金は金曜日、米ドルと米国債利回りが低下する中で上昇し、XAU/USDは一時2日ぶり高値の4,096ドルまで上伸した後、4,076ドル近辺で取引された。上昇率は1.24%。米10年債利回りは水曜日以降、約14bp低下して4.374%となったものの、市場はFRBに対するタカ派的な見方を後退させた。利回り低下は、米・イラン衝突が解決しホルムズ海峡が再開したと伝わったことで原油価格が下落した流れを受けたもの。ドル指数(DXY)は0.10%安の101.33へ下落し、金相場を下支えした。

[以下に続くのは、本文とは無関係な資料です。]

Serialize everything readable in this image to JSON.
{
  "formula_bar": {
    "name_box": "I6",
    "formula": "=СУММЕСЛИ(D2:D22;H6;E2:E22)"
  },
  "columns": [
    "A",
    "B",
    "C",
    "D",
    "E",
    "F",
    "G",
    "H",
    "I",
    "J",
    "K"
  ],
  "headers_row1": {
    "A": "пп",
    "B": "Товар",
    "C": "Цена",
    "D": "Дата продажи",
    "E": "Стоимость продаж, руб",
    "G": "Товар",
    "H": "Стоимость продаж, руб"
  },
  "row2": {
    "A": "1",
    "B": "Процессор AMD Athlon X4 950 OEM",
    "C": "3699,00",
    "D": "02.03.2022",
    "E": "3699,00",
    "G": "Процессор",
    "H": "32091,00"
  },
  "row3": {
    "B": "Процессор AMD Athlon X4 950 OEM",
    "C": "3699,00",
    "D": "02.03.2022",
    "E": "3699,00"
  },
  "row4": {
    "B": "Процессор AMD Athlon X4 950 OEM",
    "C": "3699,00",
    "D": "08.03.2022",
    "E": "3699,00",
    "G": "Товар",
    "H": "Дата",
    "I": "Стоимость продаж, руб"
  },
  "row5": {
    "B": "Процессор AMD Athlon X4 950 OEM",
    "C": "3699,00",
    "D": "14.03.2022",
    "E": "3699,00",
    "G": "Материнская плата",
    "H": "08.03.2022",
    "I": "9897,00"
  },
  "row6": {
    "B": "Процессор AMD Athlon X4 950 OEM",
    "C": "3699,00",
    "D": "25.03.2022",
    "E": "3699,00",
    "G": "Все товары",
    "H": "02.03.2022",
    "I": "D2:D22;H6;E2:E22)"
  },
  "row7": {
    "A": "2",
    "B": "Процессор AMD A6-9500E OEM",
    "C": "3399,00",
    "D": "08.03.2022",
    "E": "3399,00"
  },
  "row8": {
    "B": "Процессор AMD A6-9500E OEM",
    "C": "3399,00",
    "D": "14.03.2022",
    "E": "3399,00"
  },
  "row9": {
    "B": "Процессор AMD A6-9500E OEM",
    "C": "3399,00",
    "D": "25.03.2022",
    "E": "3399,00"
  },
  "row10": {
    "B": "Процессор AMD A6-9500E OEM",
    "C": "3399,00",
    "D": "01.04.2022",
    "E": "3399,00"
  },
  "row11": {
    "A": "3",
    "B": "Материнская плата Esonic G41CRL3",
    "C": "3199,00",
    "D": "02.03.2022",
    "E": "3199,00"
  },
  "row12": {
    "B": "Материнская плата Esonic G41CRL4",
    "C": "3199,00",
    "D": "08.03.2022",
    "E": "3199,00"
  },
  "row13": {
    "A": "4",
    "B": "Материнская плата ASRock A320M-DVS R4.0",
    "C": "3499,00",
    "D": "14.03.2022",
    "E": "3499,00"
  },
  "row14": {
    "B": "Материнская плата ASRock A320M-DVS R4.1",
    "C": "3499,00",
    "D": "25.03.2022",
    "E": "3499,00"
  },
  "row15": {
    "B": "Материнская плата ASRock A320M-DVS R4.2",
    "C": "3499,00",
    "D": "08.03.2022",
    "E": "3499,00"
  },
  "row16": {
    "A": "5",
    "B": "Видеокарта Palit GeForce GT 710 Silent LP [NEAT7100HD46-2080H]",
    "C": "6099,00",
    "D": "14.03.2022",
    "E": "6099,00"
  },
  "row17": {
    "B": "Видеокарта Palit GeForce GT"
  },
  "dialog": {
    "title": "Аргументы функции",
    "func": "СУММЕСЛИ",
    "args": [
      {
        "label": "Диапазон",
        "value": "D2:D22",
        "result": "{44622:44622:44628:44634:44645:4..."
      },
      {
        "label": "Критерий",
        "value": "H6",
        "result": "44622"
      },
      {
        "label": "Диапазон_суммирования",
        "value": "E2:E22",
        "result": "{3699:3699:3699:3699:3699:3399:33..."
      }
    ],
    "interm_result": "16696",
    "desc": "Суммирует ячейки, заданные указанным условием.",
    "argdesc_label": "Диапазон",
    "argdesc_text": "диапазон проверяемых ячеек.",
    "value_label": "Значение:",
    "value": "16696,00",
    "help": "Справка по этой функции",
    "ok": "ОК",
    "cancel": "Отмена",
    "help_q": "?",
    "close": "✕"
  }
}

インフレ指標は政策の不確実性を高止まりさせた。5月のコアPCEは前年比3.4%上昇と、市場予想に一致した一方、4月の3.3%とFRB目標の2%を上回った。ミシガン大学の6月消費者信頼感指数は48.9から49.5へ小幅に改善。1年先の期待インフレ率は4.6%で横ばい、5年先は3.4%から3.3%へ低下した。Prime Terminalによれば、9月利上げ確率は73%で、FF金利先物は18.46bpの引き締めを織り込んでいる。テクニカル面では、上値抵抗は4,098ドル、4,100ドル、その先は4,150ドル、4,200ドル。下値メドは4,050ドル、4,000ドル、年初来安値の3,959ドルが意識される。
—金価格の市場環境と見通し
米国債利回りが直近高値から反落する中、金は下値を固めつつある。10年債利回りは4.25%近辺まで低下しており、利息を生まない貴金属など非利回り資産への圧力が和らいでいる。これによりドル指数(DXY)も軟化し、金にとって追い風の地合いとなっている。
2026年5月のコアPCEは2.6%となり、2%目標を上回るものの、ディスインフレ基調の継続を確認する内容だった。これにより、FRBは夏場は据え置きを継続するとの見方が強まった。CME FedWatchでは、2026年末までに少なくとも1回の利下げが行われる確率が60%超と織り込まれている。
—取引戦略と注視すべきリスク
FRBの忍耐強い姿勢が見込まれ、年後半に緩和の可能性も意識される環境下では、強気のデリバティブ戦略に目を向けるべきだ。第4四半期を対象に金ETFのコールオプションを買うことで、上昇余地を取り込みつつ損失リスクを明確に限定できる。金利低下観測で金が上昇すれば、この戦略は利益となり得る。歴史的にも、金利低下は金価格の主要な追い風となってきた。
一方で、来週公表される6月の米雇用統計(非農業部門雇用者数)など、直近のイベントリスクには注意が必要だ。雇用が想定以上に強ければ、利回りとドルが一時的に上昇し、金の重しとなる可能性がある。対応策として、上昇余地に上限は設ける代わりに初期コストを抑えられるブル・コール・スプレッドも検討している。
過去を振り返ると、金はFRBの緩和局面に入る前の数カ月間に好成績を示すことが多い。金は強いサポートとされる2,300ドルを上回って保ち合っており、リスク・リワードは良好とみる。2,380ドルの上値抵抗を上抜ければ、次の上昇局面入りのシグナルになると考えている。